The discrepancies between the claimed and the concrete do abound. But as actions speak louder than words, and thorough investigations are likely to blow the lid off the huge gulf between expectations and reality. The case of the countless disabled children left behind in orphanages is one of the many tokens of a corrupt world.
Investigations have shown that eight million children are abandoned in orphanages. Disabled children and those from ethnic minority communities are over-represented in institutions, confirms the UNICEF.
This issue compels many human rights advocates to spill the ink since the number of disabled children abandoned in orphanages is colossal. According to Human Rights Watch, Russia, for instance, has 30% of its handicapped children ostracised from community in many care institutions. Lumos has been making great strides towards reducing children institutionalisation and has been collecting stories of abandoned children in orphanages. One such story is of Corina, who was thrown in an orphanage because she had a difficulty in pronunciation. She always felt rejected and thus became shy and introverted.
The Disability Rights International (DRI), a non-governmental organisation promoting human rights, conducted meticulous investigations to eventually reveal the behind-the-scenes transgressions ranging from neglect to physical and sexual violence. Some orphanages turned into havens of sex, child labour and organ traffic as seen in the case of Ukraine, according to the DRI. Besides, certain orphanages in the Czech Republic used caged beds for disabled children. And that was one of the reasons behind J.K Rowling founding Lumos. Studies have shown also that these orphans are neither provided with the food their bodies need to function, nor the education their minds need to run.
Orphans in Africa: parental death, poverty, and school enrollment is a publication that tackled the issue of school enrollment in 10 sub-Saharan African countries and it was clearly visible how orphans are less likely to get an education than non-orphans.

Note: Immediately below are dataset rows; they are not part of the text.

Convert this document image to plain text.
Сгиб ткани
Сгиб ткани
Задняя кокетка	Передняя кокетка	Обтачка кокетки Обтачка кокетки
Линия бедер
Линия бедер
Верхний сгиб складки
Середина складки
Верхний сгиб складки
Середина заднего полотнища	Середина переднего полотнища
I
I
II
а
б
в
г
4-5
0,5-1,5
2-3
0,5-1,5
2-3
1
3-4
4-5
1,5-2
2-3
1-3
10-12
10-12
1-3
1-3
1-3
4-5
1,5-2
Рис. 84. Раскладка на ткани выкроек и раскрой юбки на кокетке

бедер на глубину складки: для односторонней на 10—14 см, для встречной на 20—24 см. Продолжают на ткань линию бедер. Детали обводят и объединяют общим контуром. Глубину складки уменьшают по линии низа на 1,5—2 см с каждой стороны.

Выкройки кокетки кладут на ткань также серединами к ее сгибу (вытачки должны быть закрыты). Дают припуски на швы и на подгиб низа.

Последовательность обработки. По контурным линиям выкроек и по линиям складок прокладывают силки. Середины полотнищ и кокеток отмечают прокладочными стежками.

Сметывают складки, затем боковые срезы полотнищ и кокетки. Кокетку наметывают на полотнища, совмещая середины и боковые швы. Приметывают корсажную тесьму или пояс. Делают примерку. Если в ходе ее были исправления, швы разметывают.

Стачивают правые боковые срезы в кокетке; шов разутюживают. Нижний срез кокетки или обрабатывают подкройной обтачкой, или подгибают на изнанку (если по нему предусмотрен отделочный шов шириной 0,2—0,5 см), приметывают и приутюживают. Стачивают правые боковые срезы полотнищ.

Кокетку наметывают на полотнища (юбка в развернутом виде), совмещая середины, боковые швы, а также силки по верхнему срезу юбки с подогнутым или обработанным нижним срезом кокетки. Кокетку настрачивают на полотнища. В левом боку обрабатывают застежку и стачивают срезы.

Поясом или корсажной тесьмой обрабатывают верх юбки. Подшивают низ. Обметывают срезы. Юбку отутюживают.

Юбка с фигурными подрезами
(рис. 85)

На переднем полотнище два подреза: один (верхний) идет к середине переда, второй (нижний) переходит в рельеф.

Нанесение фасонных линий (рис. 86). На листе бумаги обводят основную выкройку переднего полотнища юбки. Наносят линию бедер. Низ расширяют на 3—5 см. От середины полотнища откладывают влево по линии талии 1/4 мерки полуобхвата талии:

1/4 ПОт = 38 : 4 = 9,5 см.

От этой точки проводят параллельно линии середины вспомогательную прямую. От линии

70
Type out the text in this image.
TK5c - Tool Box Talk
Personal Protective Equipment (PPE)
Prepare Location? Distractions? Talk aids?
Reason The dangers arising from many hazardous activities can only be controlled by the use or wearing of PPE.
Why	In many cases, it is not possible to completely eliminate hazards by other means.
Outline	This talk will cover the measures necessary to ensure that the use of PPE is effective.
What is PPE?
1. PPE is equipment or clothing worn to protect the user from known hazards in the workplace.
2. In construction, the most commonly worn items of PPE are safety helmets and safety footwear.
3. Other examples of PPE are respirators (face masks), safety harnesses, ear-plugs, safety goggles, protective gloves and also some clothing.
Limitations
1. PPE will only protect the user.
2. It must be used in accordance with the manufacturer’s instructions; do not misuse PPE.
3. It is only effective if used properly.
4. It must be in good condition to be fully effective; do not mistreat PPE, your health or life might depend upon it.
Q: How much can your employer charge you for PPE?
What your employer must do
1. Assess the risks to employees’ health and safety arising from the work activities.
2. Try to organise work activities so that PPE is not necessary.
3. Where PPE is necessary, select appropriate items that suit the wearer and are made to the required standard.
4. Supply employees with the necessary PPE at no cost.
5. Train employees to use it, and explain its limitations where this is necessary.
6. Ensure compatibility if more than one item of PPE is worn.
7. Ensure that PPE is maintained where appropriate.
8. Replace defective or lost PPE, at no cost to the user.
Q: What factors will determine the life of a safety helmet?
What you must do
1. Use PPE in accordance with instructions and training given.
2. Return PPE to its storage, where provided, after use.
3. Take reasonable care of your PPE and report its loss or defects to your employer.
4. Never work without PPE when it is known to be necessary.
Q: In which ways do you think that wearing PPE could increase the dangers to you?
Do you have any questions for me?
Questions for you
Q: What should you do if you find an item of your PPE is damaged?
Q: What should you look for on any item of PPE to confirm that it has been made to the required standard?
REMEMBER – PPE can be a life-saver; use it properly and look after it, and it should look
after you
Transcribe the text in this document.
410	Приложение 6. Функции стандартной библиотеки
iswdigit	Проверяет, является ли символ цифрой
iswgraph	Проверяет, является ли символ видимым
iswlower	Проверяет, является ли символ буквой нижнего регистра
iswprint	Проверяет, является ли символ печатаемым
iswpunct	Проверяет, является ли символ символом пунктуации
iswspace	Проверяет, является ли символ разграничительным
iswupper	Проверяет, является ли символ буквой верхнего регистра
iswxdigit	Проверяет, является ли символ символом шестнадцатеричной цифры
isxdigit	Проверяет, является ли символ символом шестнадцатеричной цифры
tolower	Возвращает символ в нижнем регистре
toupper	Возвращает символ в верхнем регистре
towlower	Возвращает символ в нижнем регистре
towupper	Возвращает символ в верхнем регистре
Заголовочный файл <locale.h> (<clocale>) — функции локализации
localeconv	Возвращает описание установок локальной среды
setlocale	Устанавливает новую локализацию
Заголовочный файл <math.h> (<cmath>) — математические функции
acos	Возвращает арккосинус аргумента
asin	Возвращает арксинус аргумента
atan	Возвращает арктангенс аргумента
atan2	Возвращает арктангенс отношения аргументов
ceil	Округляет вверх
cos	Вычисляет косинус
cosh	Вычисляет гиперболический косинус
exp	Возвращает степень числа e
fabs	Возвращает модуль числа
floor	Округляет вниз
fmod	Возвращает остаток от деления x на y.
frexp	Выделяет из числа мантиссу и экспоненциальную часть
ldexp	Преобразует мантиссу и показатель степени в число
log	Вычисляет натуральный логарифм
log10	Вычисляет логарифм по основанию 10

The future of disabled children in orphanages is most of the times bleak. DRI President Laurie Ahern once said, ” For children with disabilities, they are often the most abused and neglected and most will die in institutions. Children who are let go or “graduate” from facilities at the age of 15 or 16 are sitting ducks for traffickers as they face life on the streets alone.”
Besides physical abuse, these children are more susceptible to grow with resentment. They are “taught their lives are not worthy of the basic human rights that you and I are afforded”, Ahern said.